Another facet giving me pause is the fact that Watchman is, in fact, Mockingbird in its infancy. Harper Lee's editor took a look at the manuscript -- voiced by an adult Scout -- and suggested Lee rewrite it from the perspective of Scout as a child. Go Set a Watchman was shelved and To Kill A Mockingbird was born. Perhaps the editor was an idiot; Watchman was brilliant, and Mockingbird proves to be a mere foretaste of that. Or maybe the editor had some actual chops and made a wonderful editorial call, drawing from Harper Lee something even more polished and excellent. If the former proves to be true, then we are in for a real treat. But if it's the latter -- and this is where my anticipations lie -- then Watchman will be fascinating, but not brilliant. It might simply read like the early draft of something that needed serious polishing in order to make it great.

Finally, there is the conversation milling around the fact that Watchman's Atticus Finch is quite a different character to the kind, politically correct, and-nerdy-hot dad of Mockingbird. If early reviews are accurate, Watchman's Atticus is quite the bigot, voicing a whole slew of racially-cruel remarks. This of all concerns, however, is the one that haunts me the least. I'm a hopeful writer not worthy to kiss the ground Nelle Harper Lee walks on, but I can recognise that two drafts of a novel are not the same novel, and in the same way, a rewritten character may become an entirely new person.
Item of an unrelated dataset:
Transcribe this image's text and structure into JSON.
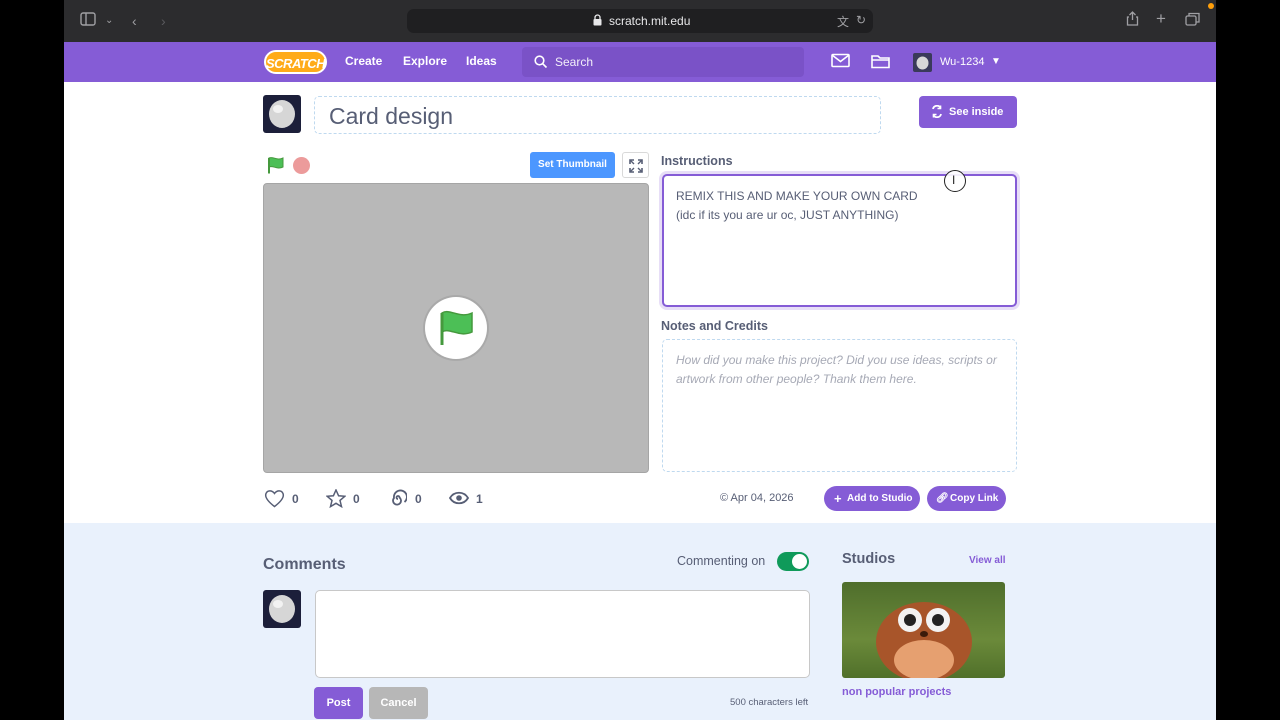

Some fans are worried that reading about a racist Atticus will taint their vision of the "real" Atticus, but I think -- I hope -- that it'll be possible to read both Atticuses as their own, distinct characters. Van Gogh painted many self-portraits, but we'd never superimpose them on one another and claim one to be the Definitive Van Gogh and all the rest mere copies that either add or detract from the original. In the same way, I hope that we'll be able to read both Atticus Finches as disparate characters that reveal different aspects of Harper Lee's mind, motivation, and imagination.

For all his shining ways, Mockingbird's Atticus Finch was not a perfect character, criticised by some as a warped picture of well-meaning but miguided white superiority condescending to assist those "less fortunate." Perhaps a grumpy, cruel, and bigoted Atticus Finch will teach us things that the kind and noble Atticus never could.